Recorded in New York City on July 13, 1942, by Fats Waller & His Rhythm (Al Casey, guitar; Bugs Hamilton, trumpet; Gene Sedric, clarinet; Arthur Trappier, drums; Cedric Wallace, bass.) On August 1, 1942, the American Federation of Musicians called a strike over wages which prevented union musicians from playing their instruments at recording sessions. The strike lasted until November 1944, making the "Swing Out To Victory" session Waller's last.
Society for the Preservation and Encouragement of Barbershop Quartet Singing in America (SPEBSQSA)
I was introduced to Waller's music in 2001 at a barbershop quartet competition in Abbotsford, BC, where my friend Barry Fairbridge's group was performing. One of the quartets performed a version of "Lulu's Back in Town," a song I'd never heard before but which lodged in my brain for the whole ride home.
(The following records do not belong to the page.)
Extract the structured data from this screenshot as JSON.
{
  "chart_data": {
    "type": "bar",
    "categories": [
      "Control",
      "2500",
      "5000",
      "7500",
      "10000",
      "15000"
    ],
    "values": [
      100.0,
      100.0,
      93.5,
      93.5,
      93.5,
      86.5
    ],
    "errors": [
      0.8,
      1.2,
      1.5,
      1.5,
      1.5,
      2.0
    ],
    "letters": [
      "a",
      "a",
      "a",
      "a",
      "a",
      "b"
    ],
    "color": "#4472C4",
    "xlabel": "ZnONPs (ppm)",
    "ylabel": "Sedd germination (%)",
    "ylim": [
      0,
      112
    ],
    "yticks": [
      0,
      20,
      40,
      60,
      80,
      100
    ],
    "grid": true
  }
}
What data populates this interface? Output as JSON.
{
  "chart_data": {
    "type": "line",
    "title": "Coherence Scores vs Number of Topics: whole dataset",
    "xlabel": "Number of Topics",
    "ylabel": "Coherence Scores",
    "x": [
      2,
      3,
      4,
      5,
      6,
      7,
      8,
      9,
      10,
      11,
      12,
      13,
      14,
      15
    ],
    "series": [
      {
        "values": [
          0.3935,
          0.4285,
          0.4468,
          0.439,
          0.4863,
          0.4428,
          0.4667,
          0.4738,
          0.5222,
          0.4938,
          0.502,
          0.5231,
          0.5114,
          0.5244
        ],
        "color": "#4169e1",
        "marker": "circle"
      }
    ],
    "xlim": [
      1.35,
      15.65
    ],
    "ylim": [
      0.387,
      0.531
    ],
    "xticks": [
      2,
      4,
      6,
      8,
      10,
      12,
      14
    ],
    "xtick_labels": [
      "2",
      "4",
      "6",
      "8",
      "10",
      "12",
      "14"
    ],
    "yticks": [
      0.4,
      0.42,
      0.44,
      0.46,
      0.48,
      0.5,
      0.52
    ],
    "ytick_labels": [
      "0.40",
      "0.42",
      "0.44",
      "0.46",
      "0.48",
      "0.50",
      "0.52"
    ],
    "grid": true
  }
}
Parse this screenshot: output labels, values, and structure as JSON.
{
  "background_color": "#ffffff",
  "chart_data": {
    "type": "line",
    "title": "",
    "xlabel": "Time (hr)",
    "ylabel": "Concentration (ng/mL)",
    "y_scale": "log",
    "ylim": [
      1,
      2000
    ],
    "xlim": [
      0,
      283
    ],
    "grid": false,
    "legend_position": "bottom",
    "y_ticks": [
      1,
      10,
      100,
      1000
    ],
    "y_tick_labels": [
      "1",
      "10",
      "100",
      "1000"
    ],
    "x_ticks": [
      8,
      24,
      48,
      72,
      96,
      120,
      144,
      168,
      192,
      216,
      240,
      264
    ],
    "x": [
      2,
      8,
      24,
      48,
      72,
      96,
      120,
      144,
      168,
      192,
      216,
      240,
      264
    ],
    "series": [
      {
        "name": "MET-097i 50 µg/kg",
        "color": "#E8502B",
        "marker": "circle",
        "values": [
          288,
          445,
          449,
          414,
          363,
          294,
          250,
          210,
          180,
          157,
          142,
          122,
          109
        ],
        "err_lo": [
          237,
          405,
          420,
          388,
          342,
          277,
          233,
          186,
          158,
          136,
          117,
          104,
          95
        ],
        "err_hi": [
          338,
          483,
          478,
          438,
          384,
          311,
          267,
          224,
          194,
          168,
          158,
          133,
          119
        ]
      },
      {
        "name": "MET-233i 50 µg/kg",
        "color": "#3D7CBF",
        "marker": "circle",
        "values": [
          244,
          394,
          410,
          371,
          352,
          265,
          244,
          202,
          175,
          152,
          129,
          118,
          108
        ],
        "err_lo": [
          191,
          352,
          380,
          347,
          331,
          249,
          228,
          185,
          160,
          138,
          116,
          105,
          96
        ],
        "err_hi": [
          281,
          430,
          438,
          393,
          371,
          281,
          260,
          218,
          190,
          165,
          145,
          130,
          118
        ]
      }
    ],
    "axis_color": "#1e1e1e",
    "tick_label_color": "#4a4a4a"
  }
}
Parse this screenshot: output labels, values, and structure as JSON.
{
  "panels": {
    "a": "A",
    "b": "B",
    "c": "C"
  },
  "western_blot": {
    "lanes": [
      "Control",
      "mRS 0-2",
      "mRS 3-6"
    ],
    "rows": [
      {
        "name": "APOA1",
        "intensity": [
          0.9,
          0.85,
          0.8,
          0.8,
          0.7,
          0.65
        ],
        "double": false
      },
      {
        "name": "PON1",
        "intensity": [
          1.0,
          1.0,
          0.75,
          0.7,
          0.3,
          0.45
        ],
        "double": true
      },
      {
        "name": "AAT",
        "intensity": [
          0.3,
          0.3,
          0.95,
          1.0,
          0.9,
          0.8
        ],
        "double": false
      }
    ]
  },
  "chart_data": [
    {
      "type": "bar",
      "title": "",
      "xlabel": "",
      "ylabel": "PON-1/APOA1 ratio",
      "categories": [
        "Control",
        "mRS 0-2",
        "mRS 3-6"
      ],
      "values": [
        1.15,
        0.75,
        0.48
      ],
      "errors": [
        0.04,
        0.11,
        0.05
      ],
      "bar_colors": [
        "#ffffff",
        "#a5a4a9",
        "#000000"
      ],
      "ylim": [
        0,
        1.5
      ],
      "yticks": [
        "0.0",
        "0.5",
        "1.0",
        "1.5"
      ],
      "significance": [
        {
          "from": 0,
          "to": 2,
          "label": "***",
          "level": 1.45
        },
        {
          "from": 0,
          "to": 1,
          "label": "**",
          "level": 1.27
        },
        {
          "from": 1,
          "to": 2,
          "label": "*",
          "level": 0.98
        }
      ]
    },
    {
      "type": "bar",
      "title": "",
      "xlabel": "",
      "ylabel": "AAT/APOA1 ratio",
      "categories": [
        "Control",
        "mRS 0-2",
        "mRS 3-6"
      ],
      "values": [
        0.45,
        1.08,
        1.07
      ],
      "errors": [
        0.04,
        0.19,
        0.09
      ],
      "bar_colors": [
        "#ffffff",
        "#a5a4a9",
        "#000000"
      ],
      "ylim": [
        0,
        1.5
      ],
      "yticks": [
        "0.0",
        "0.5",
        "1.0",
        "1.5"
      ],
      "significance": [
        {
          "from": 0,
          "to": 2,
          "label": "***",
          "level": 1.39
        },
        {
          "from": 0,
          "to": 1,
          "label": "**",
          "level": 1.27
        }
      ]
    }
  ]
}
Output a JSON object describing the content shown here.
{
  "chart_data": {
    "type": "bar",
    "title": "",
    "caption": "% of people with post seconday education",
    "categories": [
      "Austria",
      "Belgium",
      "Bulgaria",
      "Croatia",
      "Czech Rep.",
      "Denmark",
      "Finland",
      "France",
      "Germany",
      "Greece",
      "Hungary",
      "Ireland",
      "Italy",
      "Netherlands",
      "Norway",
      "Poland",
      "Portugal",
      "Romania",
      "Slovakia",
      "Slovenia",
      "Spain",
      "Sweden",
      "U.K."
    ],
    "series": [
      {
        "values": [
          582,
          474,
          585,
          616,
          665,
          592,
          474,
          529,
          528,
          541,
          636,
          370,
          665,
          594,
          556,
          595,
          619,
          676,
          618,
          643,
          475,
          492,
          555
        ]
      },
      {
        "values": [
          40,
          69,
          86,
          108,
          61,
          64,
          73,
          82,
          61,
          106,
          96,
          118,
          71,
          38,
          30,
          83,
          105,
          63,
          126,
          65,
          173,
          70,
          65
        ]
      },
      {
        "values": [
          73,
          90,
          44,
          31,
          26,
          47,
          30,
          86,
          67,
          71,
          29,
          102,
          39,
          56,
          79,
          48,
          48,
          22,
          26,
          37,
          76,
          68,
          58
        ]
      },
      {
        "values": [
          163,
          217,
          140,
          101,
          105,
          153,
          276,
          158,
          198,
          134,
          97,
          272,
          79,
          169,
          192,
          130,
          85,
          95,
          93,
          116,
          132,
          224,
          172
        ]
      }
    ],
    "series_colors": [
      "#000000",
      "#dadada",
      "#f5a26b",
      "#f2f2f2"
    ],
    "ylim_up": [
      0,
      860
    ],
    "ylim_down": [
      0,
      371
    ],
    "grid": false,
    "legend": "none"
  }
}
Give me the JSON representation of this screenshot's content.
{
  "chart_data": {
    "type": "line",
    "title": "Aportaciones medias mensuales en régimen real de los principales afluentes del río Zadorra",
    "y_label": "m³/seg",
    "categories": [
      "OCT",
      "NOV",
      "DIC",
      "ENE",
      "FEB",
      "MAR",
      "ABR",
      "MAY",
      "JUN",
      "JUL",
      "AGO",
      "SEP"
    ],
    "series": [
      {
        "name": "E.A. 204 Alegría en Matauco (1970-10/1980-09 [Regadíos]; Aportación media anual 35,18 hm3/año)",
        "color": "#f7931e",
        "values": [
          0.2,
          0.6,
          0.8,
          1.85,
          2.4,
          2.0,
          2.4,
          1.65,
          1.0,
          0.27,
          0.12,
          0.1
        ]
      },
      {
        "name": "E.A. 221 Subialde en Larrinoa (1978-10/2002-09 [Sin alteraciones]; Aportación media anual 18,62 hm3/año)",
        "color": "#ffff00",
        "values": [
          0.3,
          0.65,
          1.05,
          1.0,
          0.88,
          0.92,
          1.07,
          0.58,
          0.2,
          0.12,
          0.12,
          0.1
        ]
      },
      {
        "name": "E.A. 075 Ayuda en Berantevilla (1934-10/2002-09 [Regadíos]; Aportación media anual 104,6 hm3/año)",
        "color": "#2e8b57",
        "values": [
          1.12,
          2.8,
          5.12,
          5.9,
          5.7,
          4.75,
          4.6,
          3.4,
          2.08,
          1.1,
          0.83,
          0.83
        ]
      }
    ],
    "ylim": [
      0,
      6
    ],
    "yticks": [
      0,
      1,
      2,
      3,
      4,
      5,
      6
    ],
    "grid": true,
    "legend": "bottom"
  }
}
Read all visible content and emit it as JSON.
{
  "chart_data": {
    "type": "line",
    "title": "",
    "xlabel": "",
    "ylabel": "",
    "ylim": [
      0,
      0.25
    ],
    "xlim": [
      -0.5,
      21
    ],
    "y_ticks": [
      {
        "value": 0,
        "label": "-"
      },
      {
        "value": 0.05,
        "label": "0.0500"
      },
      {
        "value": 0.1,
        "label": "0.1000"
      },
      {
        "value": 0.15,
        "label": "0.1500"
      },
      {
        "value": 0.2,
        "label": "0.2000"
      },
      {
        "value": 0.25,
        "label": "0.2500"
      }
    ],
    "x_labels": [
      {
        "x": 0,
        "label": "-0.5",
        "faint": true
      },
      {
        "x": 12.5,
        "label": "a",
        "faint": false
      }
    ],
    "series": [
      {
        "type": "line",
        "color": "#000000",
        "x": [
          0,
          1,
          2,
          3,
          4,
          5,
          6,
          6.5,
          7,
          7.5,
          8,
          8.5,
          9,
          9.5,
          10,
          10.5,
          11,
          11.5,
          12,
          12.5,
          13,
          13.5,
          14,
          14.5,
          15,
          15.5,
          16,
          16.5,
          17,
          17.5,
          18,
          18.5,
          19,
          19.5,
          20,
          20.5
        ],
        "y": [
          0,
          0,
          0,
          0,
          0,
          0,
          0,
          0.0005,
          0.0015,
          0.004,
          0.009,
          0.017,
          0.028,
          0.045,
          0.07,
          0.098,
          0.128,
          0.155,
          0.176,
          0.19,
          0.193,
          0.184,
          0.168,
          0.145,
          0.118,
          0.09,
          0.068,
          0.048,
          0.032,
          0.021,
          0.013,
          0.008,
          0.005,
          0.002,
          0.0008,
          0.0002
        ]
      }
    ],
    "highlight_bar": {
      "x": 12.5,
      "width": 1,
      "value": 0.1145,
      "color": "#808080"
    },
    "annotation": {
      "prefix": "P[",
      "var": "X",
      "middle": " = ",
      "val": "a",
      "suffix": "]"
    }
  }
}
If this old song sounds so catchy to me now, I thought, how insanely good would it have sounded to Harry Winslow in 1938? I learned that the song was originally recorded by Fats Waller, who until then I'd know in name only. There was a free music download site called Audiogalaxy operating at the time and I subsequently made good use of it.
The Empress of Asia Soundtrack
…if you were to assemble such a thing, would include "Perfidia" by Xavier Cugat, "Elmer's Theme" by Glenn Miller, "The Java Jive" by The Ink Spots, "Lulu's Back in Town" by Fats Waller, "T'Ain't No Sin" by Lee Morse & Her Bluegrass Boys, "Praise My Soul, the King of Heaven" by a British choir, "Tiger Rag" by The Mills Brothers, "If I Didn't Care" by The Ink Spots, "Our Don Bradman" by Art Leonard, "Mean Old Bed Bug Blues" by Bessie Smith, "Naguiné" by Django Reinhardt and "I Don't Want to Set the World on Fire" by The Ink Spots. You could probably find room for some Tex Morton, Buddy Williams and The Singing Stockmen, too, along with a dozen more Fats Waller songs. In 2004 Barry and I saw the latest incarnation of The Ink Spots perform here in Penticton but came away disappointed -- their lead singer thought he was Whitney Houston or something and that's just not what the Ink Spots are about. He belted when he should've crooned.